Eleição não influencia disputa por presidência da Câmara e do Senado

O acordo firmado em 2007, que permitiu ao petista Arlindo Chinaglia (SP) ser alçado à presidência da Câmara deve ter mais influência na disputa pela presidência do Senado que o resultado das eleições deste domingo. De acordo com parlamentares ouvidos pelo Último Segundo, a composição do Congresso, feita em 2006, é o que vai definir quem serão os dirigentes do Legislativo a partir do próximo ano.

Severino Motta - Último Segundo/Santafé Idéias |

Em 2006, apesar do PT não deter a maior bancada da Câmara ¿ o PMDB a tem e também a do Senado ¿ um entendimento permitiu que Chinaglia comandasse a Câmara, desde que deixasse o cargo para o PMDB a partir de 2009.

O PT, neste mês, ao abrir mão de uma recandidatura e declarar apoio ao deputado Michel Temer (PMDB-SP) para comandar a Câmara a partir de 2009, esperava um gesto do PMDB. A expectativa era que o partido abrisse mão da presidência do Senado e a oferecesse ao petista Tião Viana (AC).

Até agora tal gesto parece não ter se concretizado.
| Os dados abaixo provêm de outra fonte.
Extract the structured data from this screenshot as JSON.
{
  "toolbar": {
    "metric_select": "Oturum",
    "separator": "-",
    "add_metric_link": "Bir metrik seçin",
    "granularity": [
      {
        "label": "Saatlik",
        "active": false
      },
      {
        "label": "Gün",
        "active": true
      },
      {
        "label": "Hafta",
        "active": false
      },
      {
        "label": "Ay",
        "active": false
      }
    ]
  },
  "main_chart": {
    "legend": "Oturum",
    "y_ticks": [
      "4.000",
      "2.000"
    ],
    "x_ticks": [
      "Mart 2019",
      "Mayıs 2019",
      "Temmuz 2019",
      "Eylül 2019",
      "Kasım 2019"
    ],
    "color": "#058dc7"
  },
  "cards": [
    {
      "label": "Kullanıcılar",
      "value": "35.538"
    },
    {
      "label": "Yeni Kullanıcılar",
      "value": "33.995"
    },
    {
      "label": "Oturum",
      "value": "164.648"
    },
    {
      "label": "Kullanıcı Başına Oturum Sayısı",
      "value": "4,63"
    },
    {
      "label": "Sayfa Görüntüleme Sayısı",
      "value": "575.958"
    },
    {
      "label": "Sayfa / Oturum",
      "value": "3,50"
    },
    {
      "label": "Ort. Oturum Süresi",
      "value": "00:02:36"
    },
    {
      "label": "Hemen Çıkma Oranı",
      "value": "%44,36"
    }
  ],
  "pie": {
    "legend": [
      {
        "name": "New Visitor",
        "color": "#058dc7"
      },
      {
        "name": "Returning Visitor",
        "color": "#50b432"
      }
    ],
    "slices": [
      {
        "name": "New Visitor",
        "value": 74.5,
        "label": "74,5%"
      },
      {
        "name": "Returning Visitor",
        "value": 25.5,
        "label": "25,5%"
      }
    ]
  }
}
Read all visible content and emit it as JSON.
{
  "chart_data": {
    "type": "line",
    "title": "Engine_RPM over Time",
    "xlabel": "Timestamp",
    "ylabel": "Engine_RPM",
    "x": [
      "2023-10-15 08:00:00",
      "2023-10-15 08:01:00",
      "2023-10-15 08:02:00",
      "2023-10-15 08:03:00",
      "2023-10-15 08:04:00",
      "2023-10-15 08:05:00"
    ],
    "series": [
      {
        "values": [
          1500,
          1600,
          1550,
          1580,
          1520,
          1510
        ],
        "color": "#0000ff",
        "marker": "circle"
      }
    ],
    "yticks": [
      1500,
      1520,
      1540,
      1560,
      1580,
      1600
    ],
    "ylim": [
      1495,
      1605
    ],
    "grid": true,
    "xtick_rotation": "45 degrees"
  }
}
Enquanto os petistas dizem que a troca da presidência entre as Casas estava no acordo de 2006, parlamentares do PMDB alegam que o acordo só contemplava a Câmara, e nunca tratou do Senado.

"Nosso candidato na Câmara é o deputado Michel Temer (SP). No Senado a discussão fica a cargo dos senadores, as duas eleições não se comunicam", disse vice-líder do PMDB, deputado Ibsen Pinheiro (RS).

"O acordo é do PMDB ter a Câmara agora e o PT ter o Senado, não há dúvida quanto a isso", rebateu o vice-líder do PT, deputado Carlos Abicalil (MT).

Apesar de não declarar abertamente a candidatura à presidência do Senado, para não melindrar o acordo na Câmara, peemedebistas, nos bastidores, articulam um nome do partido para presidir o Senado. Contam, inclusive, com o apoio do PSDB, que vê uma oportunidade de minar o poder petista no Congresso Nacional.

Independente do resultado das eleições municipais, que não alteram a correlação de forças no Congresso, os dois principais aliados do consórcio governista vão travar uma dura luta pela presidência das duas Casas do Congresso.